I couldn’t figure out what bothered me about this at first. Here I was being complimented on my parenting. Clearly my son was happy to watch this, and was seeing me differently; but differently than what? As I pondered this, I realized that these videos were calling into question my children’s history.
The early years of my marriage, my children’s early years, were speckled with various “stories”. They were similar to the stories of my teenage years. When looked at in isolation, they were clearly true. I was often ill, therefore missing events with my in-laws. I was often unhappy, spending time alone in my bedroom. It was not unusual for me to leave the dinner table early, upset at the turn of conversation. It became common place for the children to be with either me or their dad; rarely the two of us together. All of this was true. Each story told was an event that had happened. None of the stories detail what happened before the story began. None of the stories ever considers what happened before. Together though, these stories became our family history.

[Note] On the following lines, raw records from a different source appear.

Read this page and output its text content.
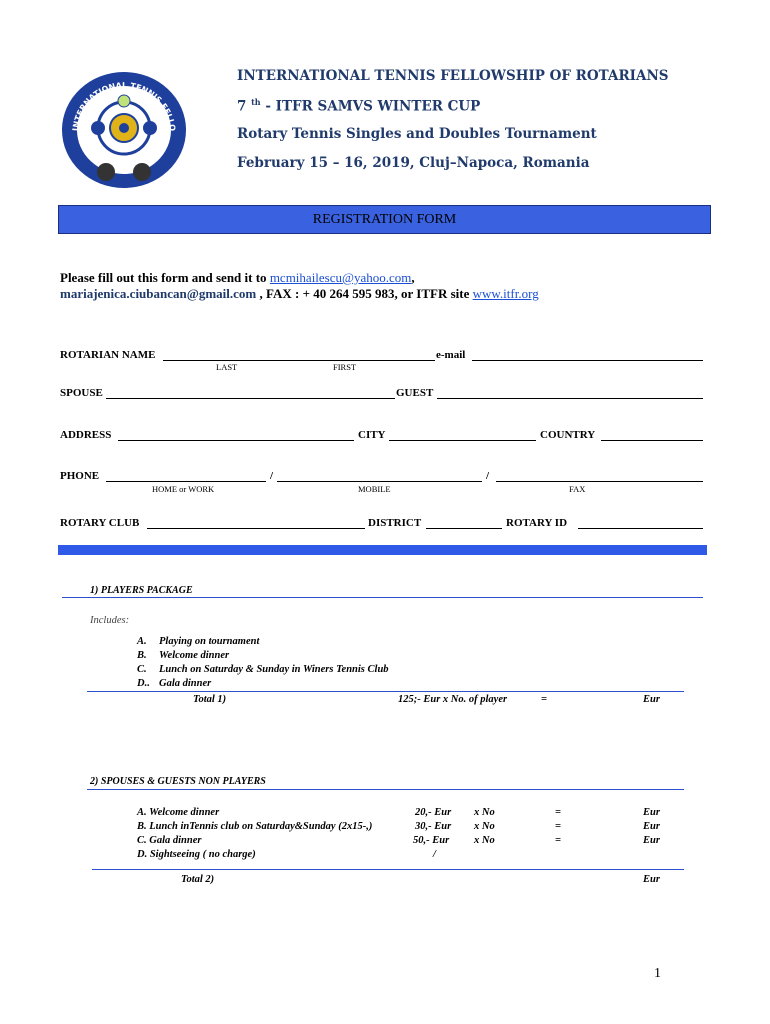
INTERNATIONAL TENNIS FELLO
INTERNATIONAL TENNIS FELLOWSHIP OF ROTARIANS
7 $^{th}$ - ITFR SAMVS WINTER CUP
Rotary Tennis Singles and Doubles Tournament
February 15 – 16, 2019, Cluj–Napoca, Romania
REGISTRATION FORM
Please fill out this form and send it to mcmihailescu@yahoo.com,
mariajenica.ciubancan@gmail.com , FAX : + 40 264 595 983, or ITFR site www.itfr.org
ROTARIAN NAME	e-mail
LAST	FIRST
SPOUSE	GUEST
ADDRESS	CITY	COUNTRY
PHONE	/	/
HOME or WORK	MOBILE	FAX
ROTARY CLUB	DISTRICT	ROTARY ID
1) PLAYERS PACKAGE
Includes:
A. Playing on tournament
B. Welcome dinner
C. Lunch on Saturday & Sunday in Winers Tennis Club
D.. Gala dinner
Total 1)	125;- Eur x No. of player	=	Eur
2) SPOUSES & GUESTS NON PLAYERS
A. Welcome dinner	20,- Eur x No	=	Eur
B. Lunch inTennis club on Saturday&Sunday (2x15-,)	30,- Eur x No	=	Eur
C. Gala dinner	50,- Eur x No	=	Eur
D. Sightseeing ( no charge)	/
Total 2)	Eur
1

This, then, is the life of the scapegoat. The scapegoat learns that what happened before their transgression is irrelevant. Whatever they have done is so inherently horrible that nothing else matters. Slowly but surely, the scapegoat comes to see themselves as a loose cannon, an over reactor, a ….. whatever they have been told they are. A hypochondriac. A drama queen. A dreamer. A notoriously unreliable narrator in their own story. Eventually, after years and years of hearing these messages, the scapegoat learns to fall asleep every night running through that days’ transgressions. Shame is their constant companion, as they have learned that whatever lead up to their behavior was irrelevant. All that mattered were their numerous, repetitive failures.

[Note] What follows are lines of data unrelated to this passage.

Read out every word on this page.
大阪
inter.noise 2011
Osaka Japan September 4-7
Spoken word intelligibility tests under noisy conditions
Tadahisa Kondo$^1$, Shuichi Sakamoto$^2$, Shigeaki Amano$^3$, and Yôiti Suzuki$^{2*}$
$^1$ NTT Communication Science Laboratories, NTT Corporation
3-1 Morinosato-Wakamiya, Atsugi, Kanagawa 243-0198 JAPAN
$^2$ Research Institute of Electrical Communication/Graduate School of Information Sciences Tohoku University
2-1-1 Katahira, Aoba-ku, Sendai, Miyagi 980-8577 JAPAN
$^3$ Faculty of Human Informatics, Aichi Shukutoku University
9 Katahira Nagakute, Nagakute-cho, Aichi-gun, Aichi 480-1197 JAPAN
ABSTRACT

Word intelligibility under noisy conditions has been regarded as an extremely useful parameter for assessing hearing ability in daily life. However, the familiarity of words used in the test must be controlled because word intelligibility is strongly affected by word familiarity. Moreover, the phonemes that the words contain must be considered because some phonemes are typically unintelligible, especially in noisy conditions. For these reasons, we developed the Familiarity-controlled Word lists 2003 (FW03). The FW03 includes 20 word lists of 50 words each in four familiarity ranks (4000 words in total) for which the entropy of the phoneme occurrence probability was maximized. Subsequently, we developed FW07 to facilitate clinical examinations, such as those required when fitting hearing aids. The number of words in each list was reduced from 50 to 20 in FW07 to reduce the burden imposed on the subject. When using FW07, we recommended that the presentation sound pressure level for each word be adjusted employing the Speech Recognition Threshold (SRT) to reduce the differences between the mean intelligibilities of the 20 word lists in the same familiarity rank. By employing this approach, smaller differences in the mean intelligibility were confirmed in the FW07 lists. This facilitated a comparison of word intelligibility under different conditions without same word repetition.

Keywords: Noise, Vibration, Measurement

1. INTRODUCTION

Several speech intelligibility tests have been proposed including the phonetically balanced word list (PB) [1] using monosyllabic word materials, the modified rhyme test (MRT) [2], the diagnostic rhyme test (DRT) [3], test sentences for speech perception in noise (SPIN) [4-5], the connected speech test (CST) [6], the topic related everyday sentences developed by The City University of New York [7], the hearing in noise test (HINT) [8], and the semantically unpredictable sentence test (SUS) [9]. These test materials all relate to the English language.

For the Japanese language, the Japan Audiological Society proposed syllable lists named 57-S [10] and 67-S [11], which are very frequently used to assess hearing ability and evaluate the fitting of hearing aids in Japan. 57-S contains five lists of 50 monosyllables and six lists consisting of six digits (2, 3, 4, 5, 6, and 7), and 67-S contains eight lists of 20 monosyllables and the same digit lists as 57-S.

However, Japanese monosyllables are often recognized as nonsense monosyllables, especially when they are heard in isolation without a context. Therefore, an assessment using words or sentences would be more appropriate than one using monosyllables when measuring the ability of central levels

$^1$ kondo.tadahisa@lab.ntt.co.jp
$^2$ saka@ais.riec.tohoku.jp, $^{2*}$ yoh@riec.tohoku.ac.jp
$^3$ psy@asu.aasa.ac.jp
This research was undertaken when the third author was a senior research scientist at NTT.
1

What my son was saying when he made his comments about these videos was this:
Perhaps our history is not what we thought it was.
Our history has changed since their dad and I separated. In the 1st two years, as he was wooed his new GF, now wife, he put on a show. Part of love bombing his new GF involved convincing her that he was father of the year, so he was extra attentive and generous to the children. This supported what they had come to see as our family history. Dad was the good guy, mom the absent mess. Once married though, dad has fallen back into his old ways. Gone is his attentiveness. Holidays pass with barely a mention. He vacations frequently, never inviting them. They move and he is too busy to help; they have a problem and he is out of town. Each of these new stories is rewritten by me as well. I am present for all of it. I carry out holidays as I always did. I am there for each move, each problem, each sucess. I am the mother they saw in the videos. I am siting with them, talking to them, playing games with them, teaching them. Loving them.

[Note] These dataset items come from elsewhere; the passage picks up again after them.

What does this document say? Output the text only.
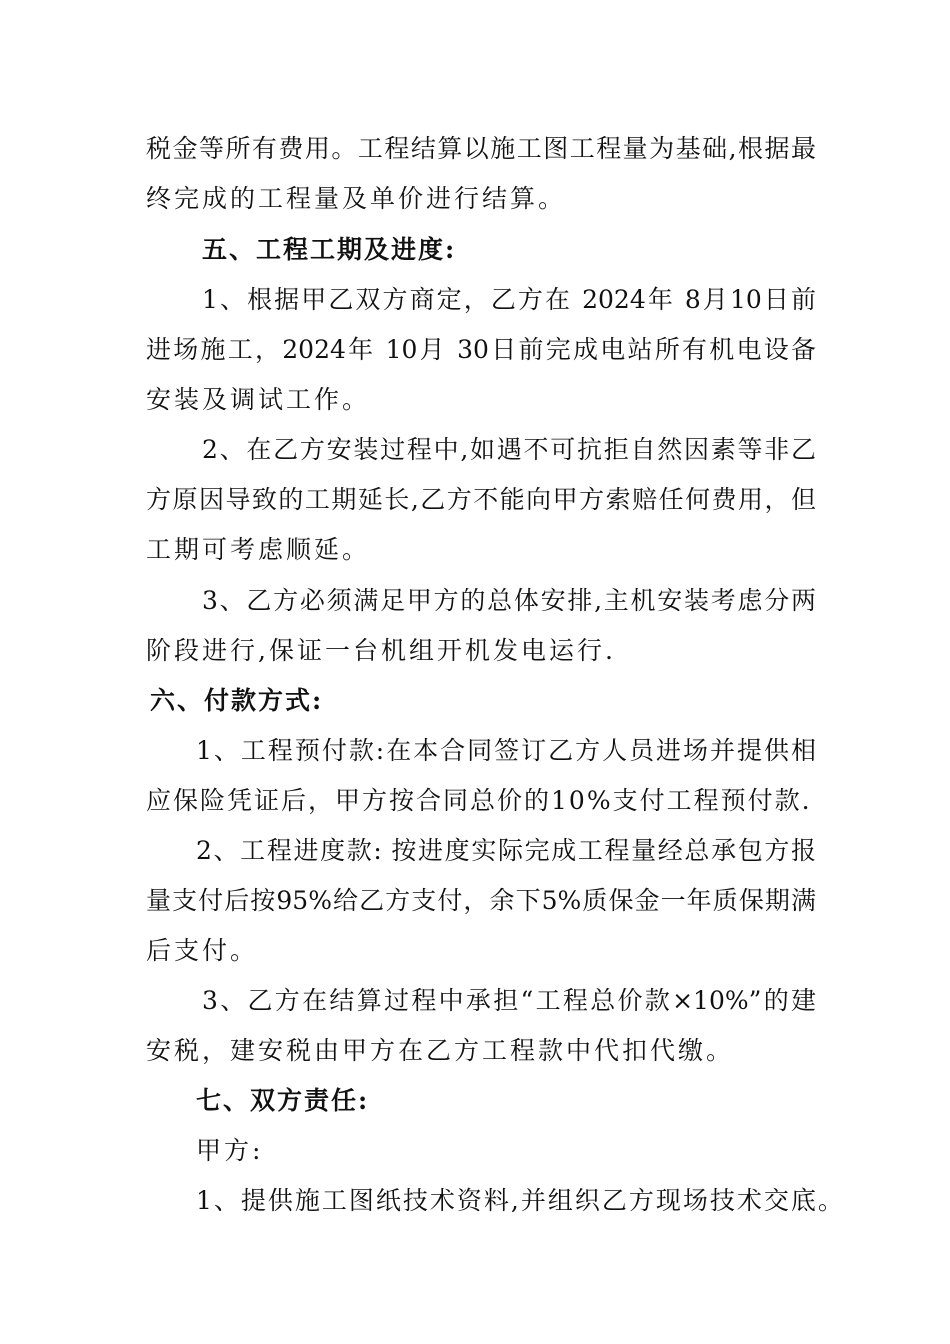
税金等所有费用。工程结算以施工图工程量为基础,根据最
终完成的工程量及单价进行结算。
五、工程工期及进度:
1、根据甲乙双方商定，乙方在 2024年 8月10日前
进场施工，2024年 10月 30日前完成电站所有机电设备
安装及调试工作。
2、在乙方安装过程中,如遇不可抗拒自然因素等非乙
方原因导致的工期延长,乙方不能向甲方索赔任何费用，但
工期可考虑顺延。
3、乙方必须满足甲方的总体安排,主机安装考虑分两
阶段进行,保证一台机组开机发电运行.
六、付款方式:
1、工程预付款:在本合同签订乙方人员进场并提供相
应保险凭证后，甲方按合同总价的10%支付工程预付款.
2、工程进度款: 按进度实际完成工程量经总承包方报
量支付后按95%给乙方支付，余下5%质保金一年质保期满
后支付。
3、乙方在结算过程中承担“工程总价款×10%”的建
安税，建安税由甲方在乙方工程款中代扣代缴。
七、双方责任:
甲方:
1、提供施工图纸技术资料,并组织乙方现场技术交底。
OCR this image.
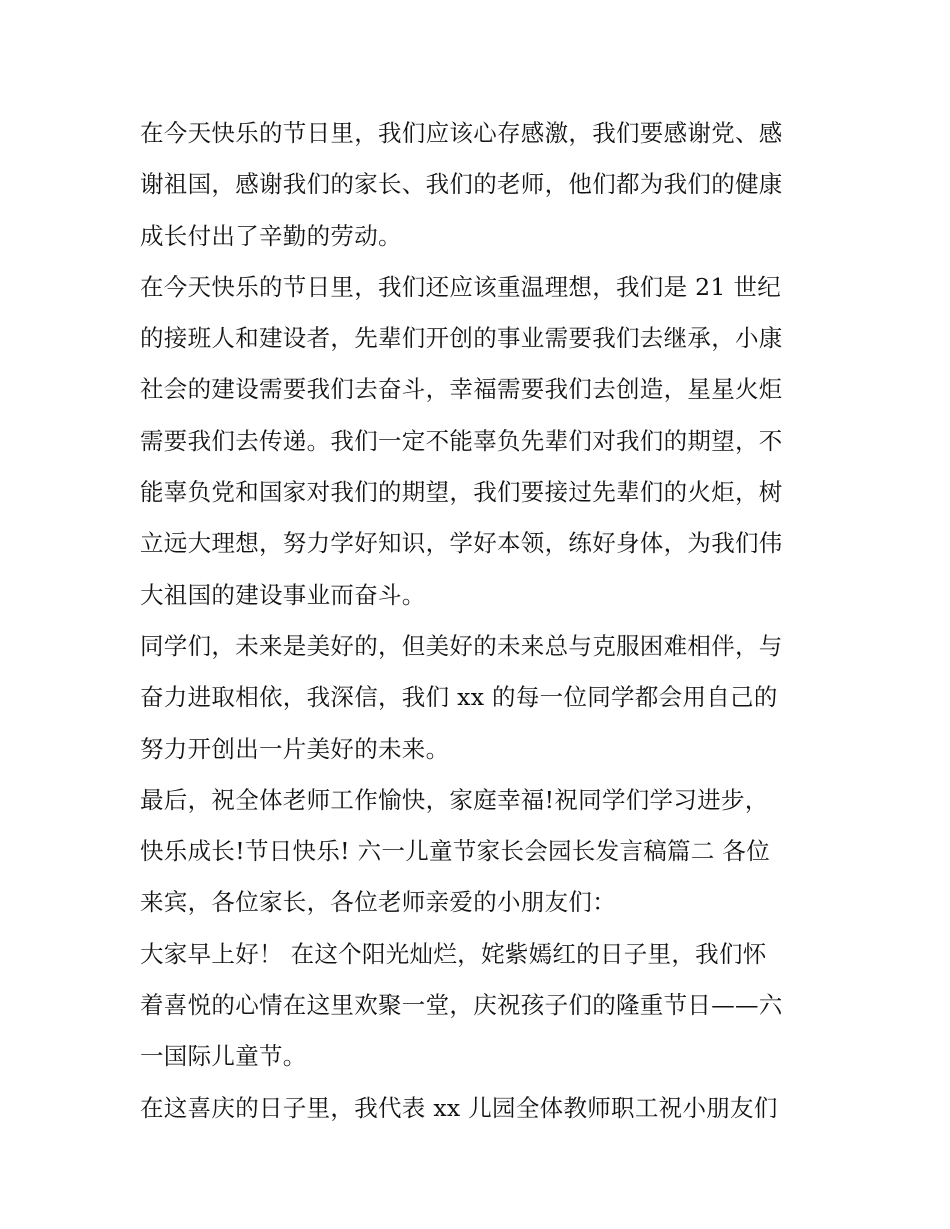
在今天快乐的节日里，我们应该心存感激，我们要感谢党、感
谢祖国，感谢我们的家长、我们的老师，他们都为我们的健康
成长付出了辛勤的劳动。
在今天快乐的节日里，我们还应该重温理想，我们是 21 世纪
的接班人和建设者，先辈们开创的事业需要我们去继承，小康
社会的建设需要我们去奋斗，幸福需要我们去创造，星星火炬
需要我们去传递。我们一定不能辜负先辈们对我们的期望，不
能辜负党和国家对我们的期望，我们要接过先辈们的火炬，树
立远大理想，努力学好知识，学好本领，练好身体，为我们伟
大祖国的建设事业而奋斗。
同学们，未来是美好的，但美好的未来总与克服困难相伴，与
奋力进取相依，我深信，我们 xx 的每一位同学都会用自己的
努力开创出一片美好的未来。
最后，祝全体老师工作愉快，家庭幸福!祝同学们学习进步，
快乐成长!节日快乐! 六一儿童节家长会园长发言稿篇二 各位
来宾，各位家长，各位老师亲爱的小朋友们：
大家早上好！ 在这个阳光灿烂，姹紫嫣红的日子里，我们怀
着喜悦的心情在这里欢聚一堂，庆祝孩子们的隆重节日——六
一国际儿童节。
在这喜庆的日子里，我代表 xx 儿园全体教师职工祝小朋友们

Eventually I will watch the videos, because I now understand how important it is for me to rewrite our history. While I can put this all in words, and I know, on an intellectual level, that our “history” is a fiction made up of stories I am ashamed of, seeing it in action is completely different. I suspect watching what should have been our history will be very painful for me. I am comfortable being the bad guy in the story. I’ve spent a life time being the bad guy. As much as we don’t want to, it is easy to slip into the comfort zone we grew up with.
Not so easy – watching the proof that we weren’t who we thought we were.